9/10
In my opinion, this is a silly opinion
28 September 2016
Warning: Spoilers
It's a matter of opinion, but you could say that Howard Hawks closed out the classic Screwball Comedy period with MONKEY BUSINESS the way that Orson Welles closed out the Film Noir movement with TOUCH OF EVIL. For Cary Grant, his research chemist in MONKEY BUSINESS is practically a continuation of his archaeologist in Hawks's earlier BRINGING UP BABY. There are also animals playing important roles in the plots of these films, but otherwise the movies are very different. MONKEY BUSINESS is something of a one joke fantasy (a chimp concocts a fountain of youth mixture), but this one joke is played out as an elaborate and building 'theme and variations' which is often inspired even if it does go on a bit too long. The film advances steadily, if that's not a contradiction, into ever crazier territory, beginning with an underplayed deadpan scene between absentminded scientist Grant and his patiently understanding wife Rogers and progressing into the crosscut surrealism of Grant's 'scalping' of his rival while leading a band of child 'Indians' while Rogers is mistaking an infant for her husband! It's not to everyone's taste, but catch it in the right mood and this is downright hilarious.

If Cary Grant wasn't the finest light comedian that film has ever produced, he was extremely close. He plays confused like no one else, and MONKEY BUSINESS is inconceivable without him. Ginger Rogers also was an expert hand at verbal wit as well as slapstick, and an old hand at comically playing younger than her actual age. She may have gone over-the-top in places, but she also provided many funny moments. Marilyn Monroe was expert at playing dumb blondes and thus is perfectly cast, and Charles Coburn is always a welcome face in a movie.

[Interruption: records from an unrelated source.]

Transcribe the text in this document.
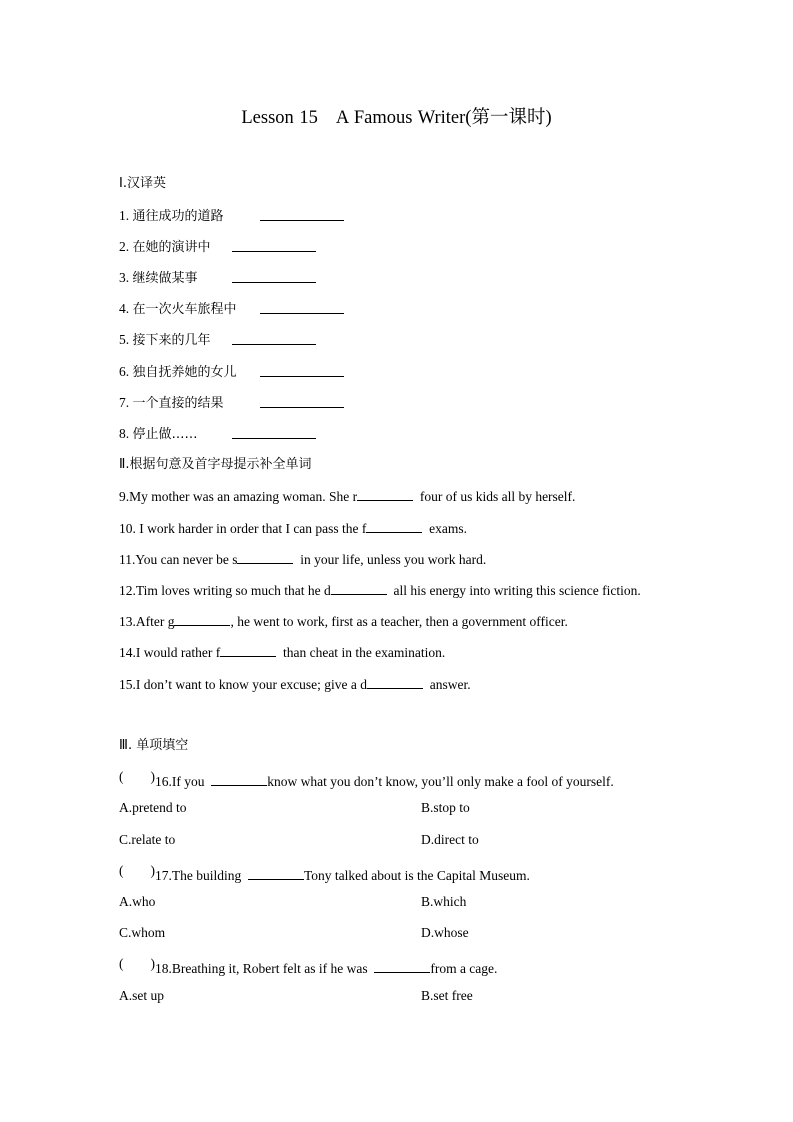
Lesson 15 A Famous Writer(第一课时)
Ⅰ.汉译英
1. 通往成功的道路
2. 在她的演讲中
3. 继续做某事
4. 在一次火车旅程中
5. 接下来的几年
6. 独自抚养她的女儿
7. 一个直接的结果
8. 停止做……
Ⅱ.根据句意及首字母提示补全单词
9.My mother was an amazing woman. She r	four of us kids all by herself.
10. I work harder in order that I can pass the f	exams.
11.You can never be s	in your life, unless you work hard.
12.Tim loves writing so much that he d	all his energy into writing this science fiction.
13.After g	, he went to work, first as a teacher, then a government officer.
14.I would rather f	than cheat in the examination.
15.I don’t want to know your excuse; give a d	answer.
Ⅲ. 单项填空
( ) 16.If you	know what you don’t know, you’ll only make a fool of yourself.
A.pretend to	B.stop to
C.relate to	D.direct to
( ) 17.The building	Tony talked about is the Capital Museum.
A.who	B.which
C.whom	D.whose
( ) 18.Breathing it, Robert felt as if he was	from a cage.
A.set up	B.set free
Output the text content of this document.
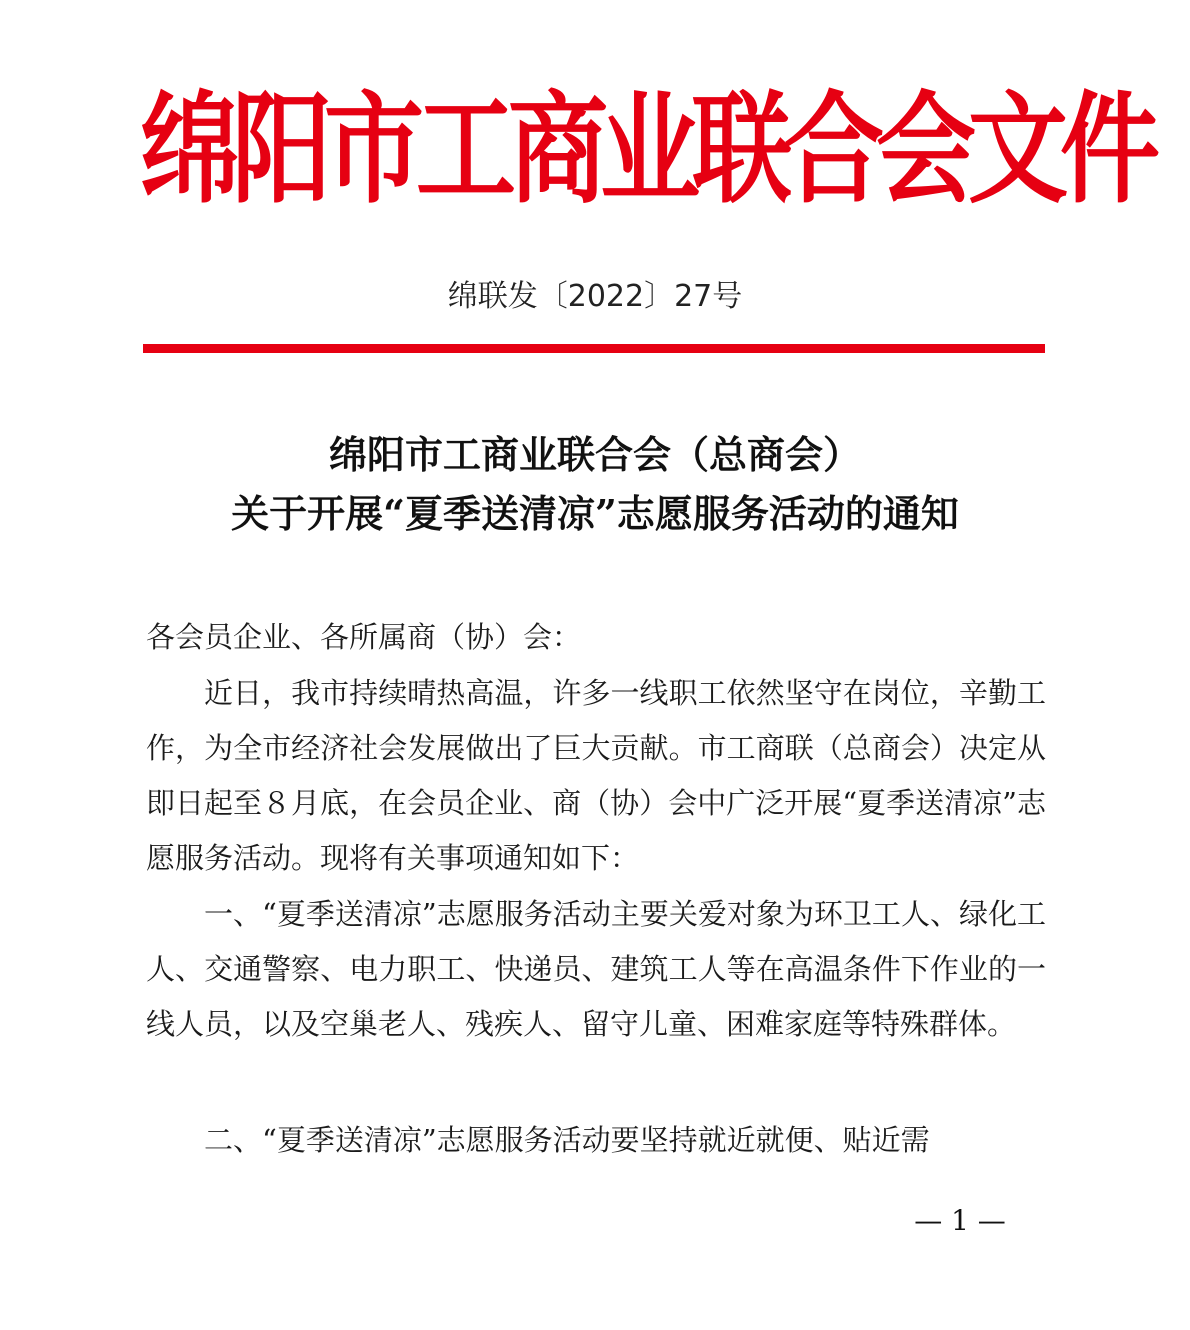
绵阳市工商业联合会文件
绵联发〔2022〕27号
绵阳市工商业联合会（总商会）
关于开展“夏季送清凉”志愿服务活动的通知
各会员企业、各所属商（协）会：

近日，我市持续晴热高温，许多一线职工依然坚守在岗位，辛勤工作，为全市经济社会发展做出了巨大贡献。市工商联（总商会）决定从即日起至８月底，在会员企业、商（协）会中广泛开展“夏季送清凉”志愿服务活动。现将有关事项通知如下：

一、“夏季送清凉”志愿服务活动主要关爱对象为环卫工人、绿化工人、交通警察、电力职工、快递员、建筑工人等在高温条件下作业的一线人员，以及空巢老人、残疾人、留守儿童、困难家庭等特殊群体。

二、“夏季送清凉”志愿服务活动要坚持就近就便、贴近需

— 1 —
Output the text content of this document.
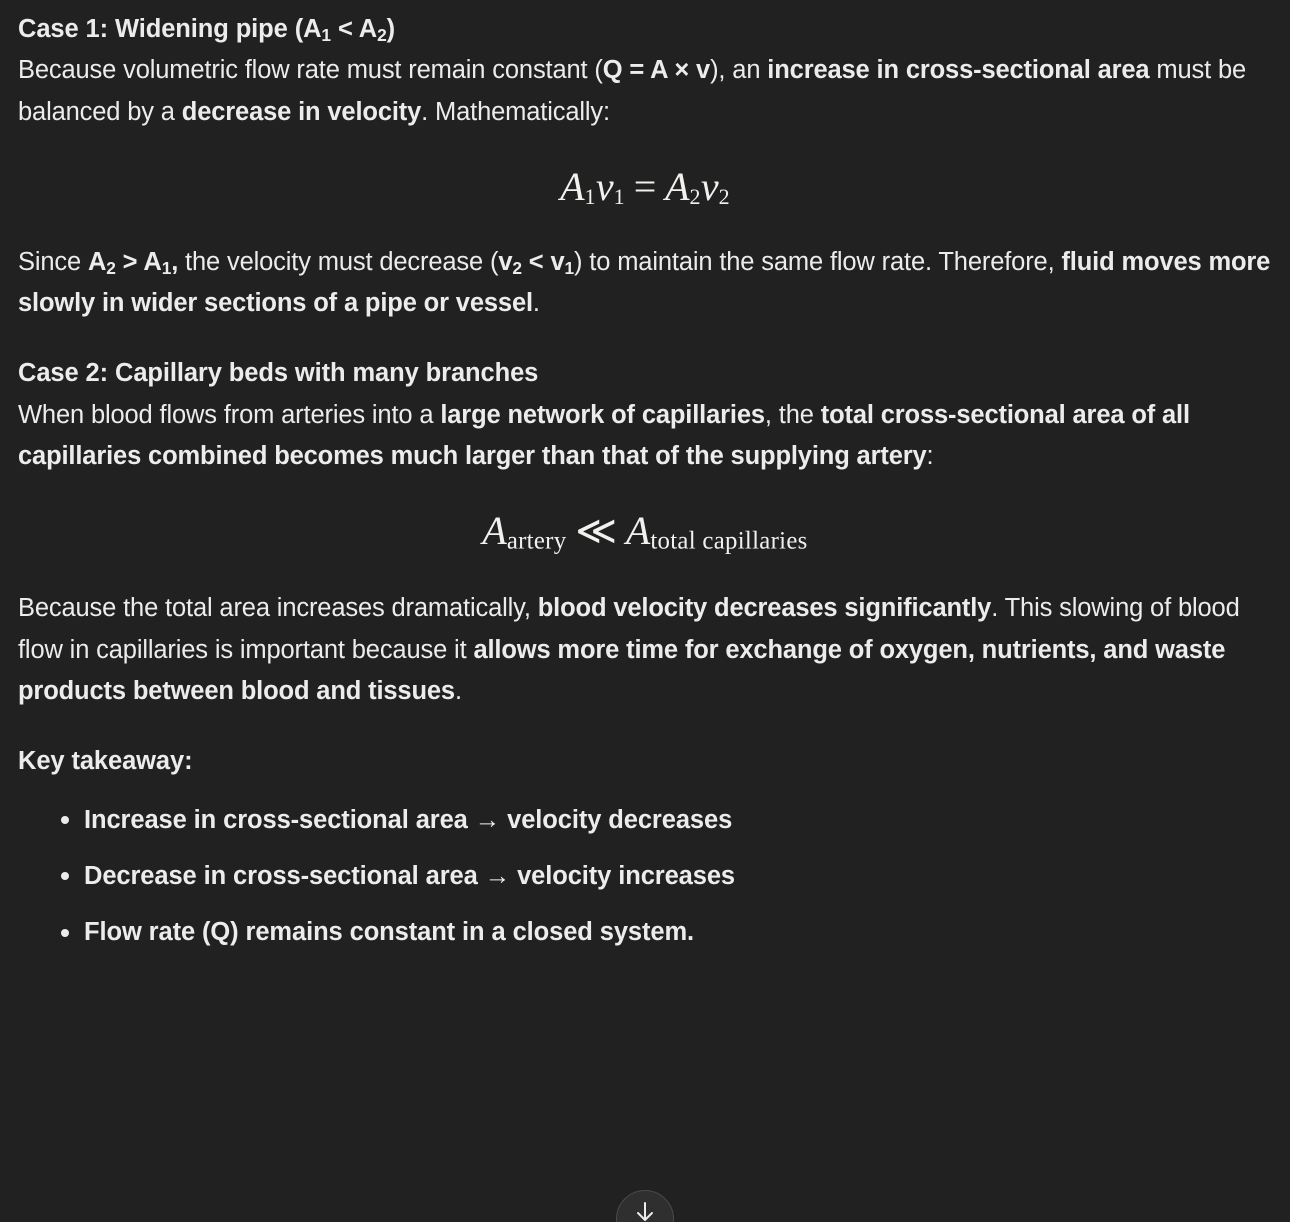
Case 1: Widening pipe $(A_1 < A_2)$

Because volumetric flow rate must remain constant (Q = A × v), an increase in cross-sectional area must be balanced by a decrease in velocity. Mathematically:

$A_1v_1 = A_2v_2$

Since $A_2 > A_1$, the velocity must decrease $(v_2 < v_1)$ to maintain the same flow rate. Therefore, fluid moves more slowly in wider sections of a pipe or vessel.

Case 2: Capillary beds with many branches

When blood flows from arteries into a large network of capillaries, the total cross-sectional area of all capillaries combined becomes much larger than that of the supplying artery:

$A_{artery}$ ≪ $A_{total capillaries}$

Because the total area increases dramatically, blood velocity decreases significantly. This slowing of blood flow in capillaries is important because it allows more time for exchange of oxygen, nutrients, and waste products between blood and tissues.

Key takeaway:
Increase in cross-sectional area → velocity decreases
Decrease in cross-sectional area → velocity increases
Flow rate (Q) remains constant in a closed system.
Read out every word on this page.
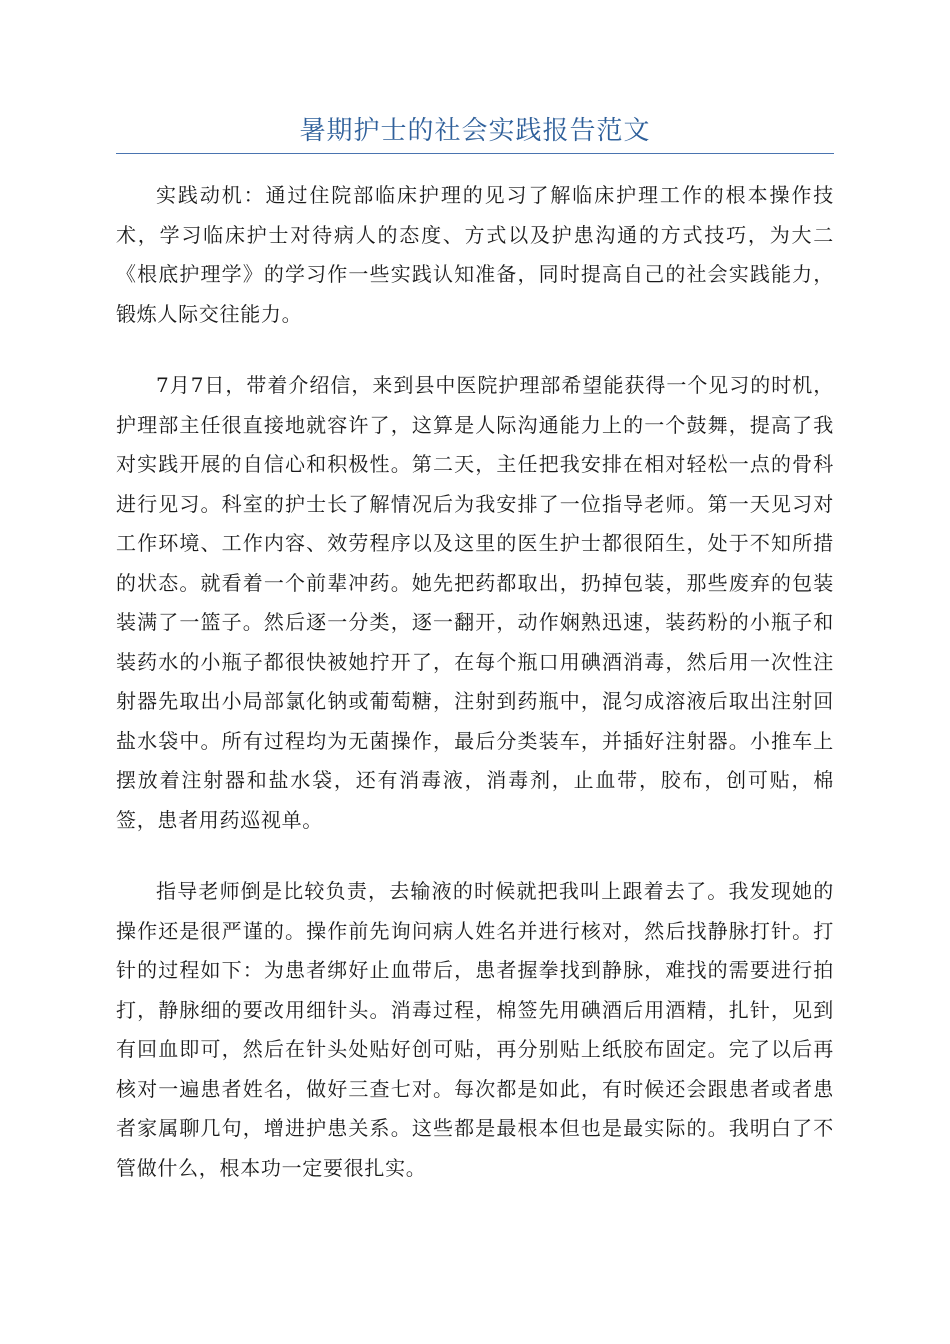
暑期护士的社会实践报告范文

实践动机：通过住院部临床护理的见习了解临床护理工作的根本操作技术，学习临床护士对待病人的态度、方式以及护患沟通的方式技巧，为大二《根底护理学》的学习作一些实践认知准备，同时提高自己的社会实践能力，锻炼人际交往能力。

7月7日，带着介绍信，来到县中医院护理部希望能获得一个见习的时机，护理部主任很直接地就容许了，这算是人际沟通能力上的一个鼓舞，提高了我对实践开展的自信心和积极性。第二天，主任把我安排在相对轻松一点的骨科进行见习。科室的护士长了解情况后为我安排了一位指导老师。第一天见习对工作环境、工作内容、效劳程序以及这里的医生护士都很陌生，处于不知所措的状态。就看着一个前辈冲药。她先把药都取出，扔掉包装，那些废弃的包装装满了一篮子。然后逐一分类，逐一翻开，动作娴熟迅速，装药粉的小瓶子和装药水的小瓶子都很快被她拧开了，在每个瓶口用碘酒消毒，然后用一次性注射器先取出小局部氯化钠或葡萄糖，注射到药瓶中，混匀成溶液后取出注射回盐水袋中。所有过程均为无菌操作，最后分类装车，并插好注射器。小推车上摆放着注射器和盐水袋，还有消毒液，消毒剂，止血带，胶布，创可贴，棉签，患者用药巡视单。

指导老师倒是比较负责，去输液的时候就把我叫上跟着去了。我发现她的操作还是很严谨的。操作前先询问病人姓名并进行核对，然后找静脉打针。打针的过程如下：为患者绑好止血带后，患者握拳找到静脉，难找的需要进行拍打，静脉细的要改用细针头。消毒过程，棉签先用碘酒后用酒精，扎针，见到有回血即可，然后在针头处贴好创可贴，再分别贴上纸胶布固定。完了以后再核对一遍患者姓名，做好三查七对。每次都是如此，有时候还会跟患者或者患者家属聊几句，增进护患关系。这些都是最根本但也是最实际的。我明白了不管做什么，根本功一定要很扎实。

MONKEY BUSINESS was something of a disappointment at the box office, though not the utter disaster that BRINGING UP BABY had been, and perhaps for this reason Howard Hawks always expressed dissatisfaction with it. Never one to take the blame for inadequacies, he seems to have singled out Ginger Rogers as his 'whipping girl' for this one. Hawks had wanted the younger Ava Gardner to play Cary Grant's wife and Grant had vetoed it, not wanting to have love scenes with an actress young enough to be his daughter (a common occurrence in movies of the fifties, including Grant's movies). Casting the 41-year-old Rogers was Grant's suggestion, and though Hawks acquiesced, multiple sources tell us that he treated her coldly during the shoot. His claim that she dictated disastrous changes in the script is doubtful to say the least as Ginger Rogers in 1952 had no power to dictate anything to either Howard Hawks or to any film studio. In my opinion, Hawks was lucky to have her.

MONKEY BUSINESS isn't the best movie that any of its principals were involved with, but it remains entertaining 64 years after it was made. A fitting end for the great Screwball Era.